Machine Learning is a branch of artificial intelligence. As part of his thesis, the young Malagasy Princy Heritiana RALAIVAO decided to look into this subject and to explain the fundamentals of this field of study.
Machine learning, a complex science
Can a machine learn without human intervention? It would seem that the answer is yes. Of course, the process includes some human involvement, as Machine Learning requires the developer to be involved in the design of its algorithms. This system, which is related to artificial intelligence, allows a machine, in the broadest sense of the term, to learn from previous experiences. In scientific jargon, this is called “learning data”. These are assimilated by the machine using algorithmic and statistical means. For example, a robot that has the ability to move will have to learn to walk and coordinate its movements.

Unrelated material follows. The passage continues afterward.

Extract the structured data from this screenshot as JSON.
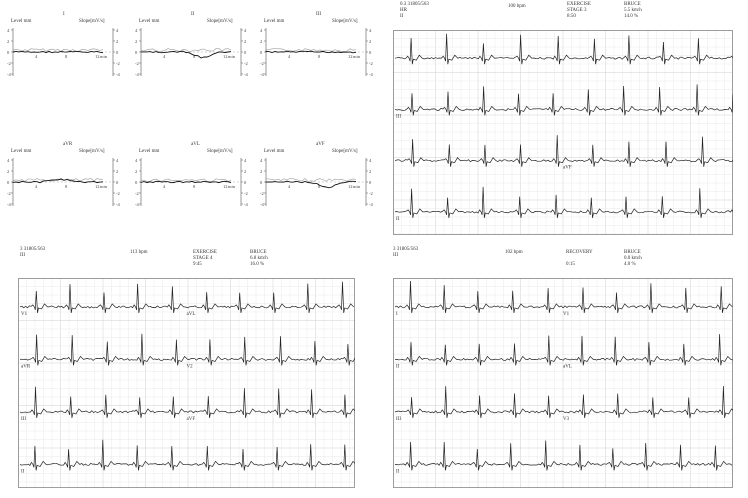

The recurring example to explain how Machine Learning works remains the classification of an email as spam. In order to recognize a spam, the computer must have training data, collected through several mails with precise characteristics (number of words, terms used …), which will be indicated as being or not spam. It will therefore be necessary to determine a function or, more precisely, a “classifier” that will link the characteristics of an email as “Spam” or “Non Spam”. This function will serve as a model and will then allow the machine to predict the class of an email that arrives in the inbox.
Several projects in progress
Machine Learning may seem complex. However, this is a system that many of our machines are already using. For example, a smartphone can automatically recognize an object or a face or predict the “next word” when we write a message. In the vast field of artificial intelligence, Princy Heritiana RALAIVAO has focused on the prediction of subscription termination, or Churn, of an operator. It is based on call traffic data so that decision makers can then determine more effective marketing strategies to retain their subscribers.
Recently, he has also been working on a system that can recommend a movie to an average user. Thus, based on the films that the latter has noted before, he will be able to propose a selection of films likely to please him.
A methodical operation
Princy Heritiana RALAIVAO explains that Machine Learning can be summarized in three steps:
“Data collection, data understanding, and implementation of a learning algorithm.”
The first step is therefore to determine the data that the machine will learn. Step two pushes the machine to understand this data. Step three is to implement an algorithm adapted to the problem. (classification, regression…) Once this is complete, steps four and five can appear. The model will be evaluated by testing it with data other than those used during its training and then optimizing the model by modifying the algorithm’s parameters.